Memphis Conference Sets New Standards for Excellence
“ONE OF THE BEST YET,” was the consensus of opinion following conclusion of the recent 90th Annual Conference of the International Association of Fire Chiefs at Memphis, Tenn. Beginning with the Second Annual Institute in Fire Administration held October 25 through 27 with 290 registrants, through the conference itself, October 28-31, with 3,000 in attendance, the meeting was a huge success.
Smoothing the path and providing assistance at every turn with seasoned competence were the Memphis fire fighters. Their skill in meeting the needs of the conference as well as individuals resulted in a resolution of thanks from the assembly.
As usual the exhibits were the “hit” of the conference. The largest show of apparatus and equipment in the history of the Association, they were heavily attended and the subject of much comment. On Tuesday afternoon, October 29, outdoor demonstrations, at the Memphis Training Center, of new nozzles, high-expansion foam generators, aerial ladders and crash trucks drew several thousand interested observers.
The business sessions were fastpaced and two workshops, one for volunteer and the other for paid chiefs were heavily attended.
Resolutions passed by the chiefs included a protest against the role of fire fighter as policemen during riots and mob demonstrations. The resolution pointed out that the fire service is trained to protect lives and property from fire, not to halt mob action by the use of high-pressure streams of water, and it urged its members to “publicly resist this type of action.”
The members also strongly condemned attempts to consolidate fire and police departments of municipalities, a reiteration of a long-time stand. “A trend toward consolidation exists which brings an inevitable reduction in the efficiency of the fire service through dangerous delays in making the initial attack against a fire and the use of inadequately trained personnel drafted from the police ranks,” the resolution stated.
Another resolution called on the members to appoint a committee to investigate the possibility of obtaining Federal funds for a research proj’ect dealing with smoke-detecting devices and long-use breathing apparatus.
Because of the deep concern of many fire chiefs that toxic-type fire extinguishers are dangerous to the health, safety and welfare of citizens as well as fire fighters, the members voted to request state and local officials to discontinue the listing and approval of fire extinguishers using carbon tetrachloride or similar chemicals of a toxic nature.
The members agreed that dual employment is both an economical and a local administration problem and, therefore, they are not in a position to recommend policy. However, they called on each chief official to review this condition within his department.
With reference to training, it was pointed out that the death and injury rate in the fire service is increasing each year and exerting a serious drain on the tax dollar. Because of this, members urged continued efforts to expand training programs and to develop, wherever possible, operating procedures which will decrease the risk of in-service deaths and injuries.
Members voted approval of an official visor insignia for senior American fire chiefs, who hold the office of chief of department or who wear fivetrumpet insignia.

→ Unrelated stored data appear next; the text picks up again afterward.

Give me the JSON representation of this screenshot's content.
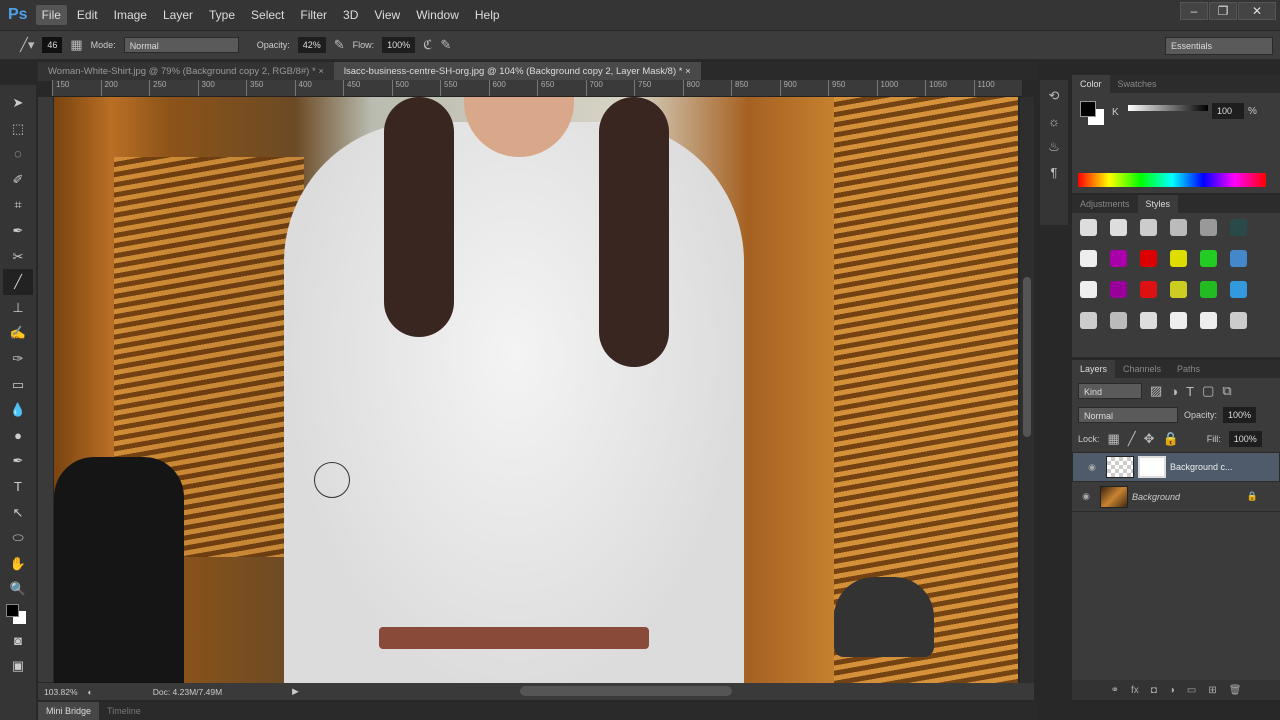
{
  "app": {
    "logo": "Ps",
    "menu": [
      "File",
      "Edit",
      "Image",
      "Layer",
      "Type",
      "Select",
      "Filter",
      "3D",
      "View",
      "Window",
      "Help"
    ],
    "window_buttons": [
      "–",
      "❐",
      "✕"
    ]
  },
  "options": {
    "brush_size": "46",
    "mode_label": "Mode:",
    "mode_value": "Normal",
    "opacity_label": "Opacity:",
    "opacity_value": "42%",
    "flow_label": "Flow:",
    "flow_value": "100%",
    "workspace": "Essentials"
  },
  "tabs": [
    {
      "label": "Woman-White-Shirt.jpg @ 79% (Background copy 2, RGB/8#) *",
      "close": "×"
    },
    {
      "label": "lsacc-business-centre-SH-org.jpg @ 104% (Background copy 2, Layer Mask/8) *",
      "close": "×"
    }
  ],
  "ruler": [
    "150",
    "200",
    "250",
    "300",
    "350",
    "400",
    "450",
    "500",
    "550",
    "600",
    "650",
    "700",
    "750",
    "800",
    "850",
    "900",
    "950",
    "1000",
    "1050",
    "1100"
  ],
  "status": {
    "zoom": "103.82%",
    "doc": "Doc: 4.23M/7.49M"
  },
  "bottom_tabs": [
    "Mini Bridge",
    "Timeline"
  ],
  "color_panel": {
    "tabs": [
      "Color",
      "Swatches"
    ],
    "k_label": "K",
    "k_value": "100",
    "percent": "%"
  },
  "styles_panel": {
    "tabs": [
      "Adjustments",
      "Styles"
    ],
    "swatch_colors": [
      "#ddd",
      "#ddd",
      "#ccc",
      "#bbb",
      "#999",
      "#2a4a4a",
      "#eee",
      "#a0a",
      "#d00",
      "#dd0",
      "#2c2",
      "#48c",
      "#eee",
      "#909",
      "#d11",
      "#cc2",
      "#2b2",
      "#39d",
      "#ccc",
      "#bbb",
      "#ddd",
      "#eee",
      "#eee",
      "#ccc"
    ]
  },
  "layers_panel": {
    "tabs": [
      "Layers",
      "Channels",
      "Paths"
    ],
    "kind": "Kind",
    "blend": "Normal",
    "opacity_label": "Opacity:",
    "opacity_value": "100%",
    "lock_label": "Lock:",
    "fill_label": "Fill:",
    "fill_value": "100%",
    "layers": [
      {
        "name": "Background c...",
        "selected": true
      },
      {
        "name": "Background",
        "selected": false,
        "locked": true
      }
    ]
  }
}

The authorizing resolution pointed out that more and more chiefs are wearing gold embroidery on the visors of their caps, usually a design prescribed for senior officers in the Army and Navy and did not connote, as does other fire service insignia, that it belonged specifically to the fire service.
For this reason, a new design of visor embroidery was created by Chief Donald Holbrook, Meadowood County Area Fire Department, N. H. It is a mixture of gold and scarlet thread, outlined to resemble flame, and has been copyrighted and restricted to the American fire service.
Chief Holbrook has agreed to hold the copyright in his name for the benefit and protection of the fire service, and further, has agreed to make available to any cap manufacturer the specifications and design as approved at no personal profit.
The only election contest was for second vice president. Following his elevation, Chief Adrian Meyers, Grand Rapids, Mich., thanked the members for their support and pledged his efforts to forward the work of the Association. He then displayed excellent sportsmanship by calling his defeated opponent, Chief Lester Schick, Davenport, Iowa, to the podium where he congratulated him for his clean, hard fight for the post.
Committee chairmen appointed
At the annual banquet, Chief Raul Gandara’s first act as president was to appoint the chairmen of several IAFC committees. They are as follows: Program: Chief Matthew Jimenez, Hayward, Calif.
Membership: Chief Adrian J. Meyers, Grand Rapids, Mich.
Volunteers: Chief David B. Gratz, Silver Spring, Md.
Fire Research: Chief Keith Klinger, Los Angeles County, Calif.
Memphis F. D. photos
Fire-Police Relations: Chief R. F. Swanborough, Hamilton, Ont., first vice president
Constitution: Chief William L. Miller, Los Angeles, Calif.
Fire Prevention: Jay W. Stevens, Orinda, Calif.
Home Alarms: Roi B. Woolley, San Diego, Calif.
President’s Advisory: Fred Fischl, BiLateral Fire Hose Co.; Hugh Walker, American LaFrance; Mrs. Grade Clark, The Circul-Air Corp.
The 91st Annual Conference is scheduled for Houston, Tex., October 18-23, 1964.